大阪地裁が4日、関西電力大飯原発3、4号機(福井県おおい町)の原子炉設置変更許可を取り消した。「規制委の調査審議および判断の過程には、看過しがたい過誤、欠落がある」と言う。原子力規制委員会は、平成23年の東京電力福島第1原発の事故を踏まえて設置された機関である。反対運動に押されて、「そこまで電力会社に過重なハードルを課すか」と思うほど、防波堤を高くせよ、活断層がどうのと注文をつけている。専門家が審査してやっとこ認可したことを素人の裁判長はあっさり否定して「看過しがたい過誤、欠落がある」というのだからあきれて物が言えない。
最高裁は平成4年、伊方原発訴訟の上級審判決で安全基準の適合性については「科学的、専門技術的知見に基づく行政側の合理的判断に委ねると解するのが相当」との見解を示している。今回の大阪地裁森鍵一裁判長(51)の下した判決は、こうした最高裁の判断にも背く異様なものだ。
原発を止めた裁判官はこれまでにも例があって、別表のように2003年1月、高速増殖炉「もんじゅ」にダメ出しした名古屋高裁金沢支部の判決に始まって、今年1月、伊方原3号機の運転差し止めを認めた広島高裁判決まで7件、今回の大阪地裁で8つ目である。原発を止めろという訴訟は福島事故以降50件ほど出されているから、相当な確率である。
中には首を傾げる司法判断もある。個人の生命、身体が侵害される具体的危険がある場合、その個人は人格権に基づき侵害行為の差し止めを求めることができると認めたもの(金沢地裁)や、原発のある福井県高浜町から65キロ離れた大津地裁の山本善彦裁判長(当時61歳)は、「一旦事故が起これば琵琶湖が汚染され、滋賀県民が被害を受ける。その環境破壊の及ぶ範囲は我が国を越えてしまう可能性さえある」と高浜原発の再稼働禁止を言い渡している。福島原発事故でも概ね避難指示は「30キロ以内」だった。この論法を持ってすれば日本中「一旦事故が起これば‥」が適用されることになる。

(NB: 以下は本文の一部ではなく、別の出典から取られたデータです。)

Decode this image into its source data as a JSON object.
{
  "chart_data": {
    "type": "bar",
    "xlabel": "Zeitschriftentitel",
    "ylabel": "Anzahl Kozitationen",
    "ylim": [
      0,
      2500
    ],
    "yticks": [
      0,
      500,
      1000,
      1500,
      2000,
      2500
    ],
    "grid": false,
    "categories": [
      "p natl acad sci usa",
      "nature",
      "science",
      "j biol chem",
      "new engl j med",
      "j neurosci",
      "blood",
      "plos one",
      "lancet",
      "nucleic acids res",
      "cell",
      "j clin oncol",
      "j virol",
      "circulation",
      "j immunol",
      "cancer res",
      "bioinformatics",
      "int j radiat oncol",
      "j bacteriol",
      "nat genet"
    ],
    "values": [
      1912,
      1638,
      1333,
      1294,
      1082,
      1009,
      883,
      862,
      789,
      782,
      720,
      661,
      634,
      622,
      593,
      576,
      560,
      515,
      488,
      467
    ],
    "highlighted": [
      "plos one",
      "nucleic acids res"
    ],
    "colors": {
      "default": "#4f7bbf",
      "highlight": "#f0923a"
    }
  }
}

さすがに、これらの判決はつぎつぎと上級審で覆されてはいるが、現状は下級審では「やりたい放題」である。
以降は証拠を突きつけることもできないのでブログ子の独断ということになるが、多くの裁判官は青法協(青年法律家協会)傘下ではないかと思う。青法協とは、1954年、日本国憲法を擁護し平和と民主主義及び基本的人権を守ることを目的に設立された。弁護士・学者合同部会、裁判官部会、司法修習生部会からなり、左派的な主張が多く、原水爆禁止、安保改定反対、ベトナム反戦運動などを繰り広げてきた。公安筋からは日本共産党の指導下にあると見られている法律家集団である。

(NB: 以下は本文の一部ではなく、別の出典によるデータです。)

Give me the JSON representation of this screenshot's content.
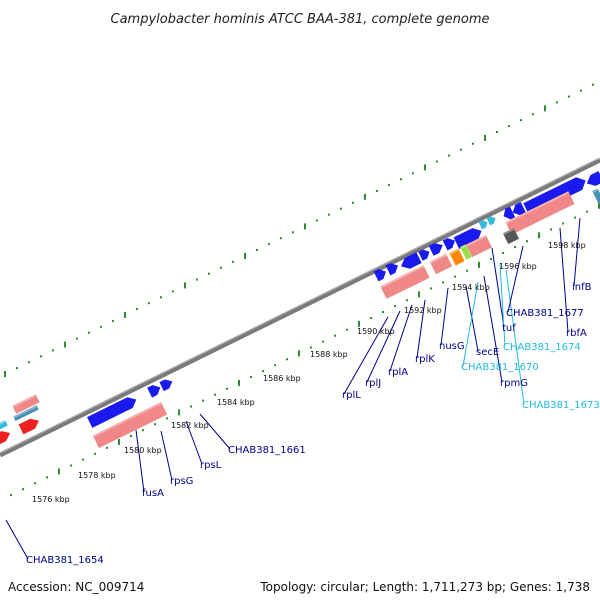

この内、裁判官部会のメンバーは220名ほど。1970年には岸盛一最高裁判所事務総長が、「裁判の公正性を疑われかねないので、政治的色彩を帯びた団体に裁判官は加盟すべきではない」との談話を発表、1984年に青法協裁判官部会は青法協本部と分離して如月会となり,青法協の裁判官組織は消滅したものの、水面下で活動している。
ブログ子は40年ほど前に名簿を手に入れようとしたことがあるが、ほとんど近づけなかった。共産党内でもガードは固く、トップクラスしか知らないという、元参議院議員で日本共産党幹部だった筆坂秀世は「日本共産党のナンバー4」と目された人物だが、セクハラで中央委員を罷免され、常任幹部会委員・幹部会委員など党の要職も解任された。それほどの幹部でも青法協名簿は知らないというからよほどガードが固いのだろう。
青法協会員の裁判官が再任を拒否される事件が生じたりしているから、最高裁は名前を把握しているようだ。人事に反映されていて、こうした一癖ある判事は地裁、簡裁など地方に配属されている。定年までドサ回りで、不服を上に上げたら処分を食ったなど定年退官後に語っている人もいるからまず事実であろう。
電力という「あらゆる産業の米」とも言える基幹が、こうした判事の「最後っ屁」みたいなものに弄ばれるのは看過できない。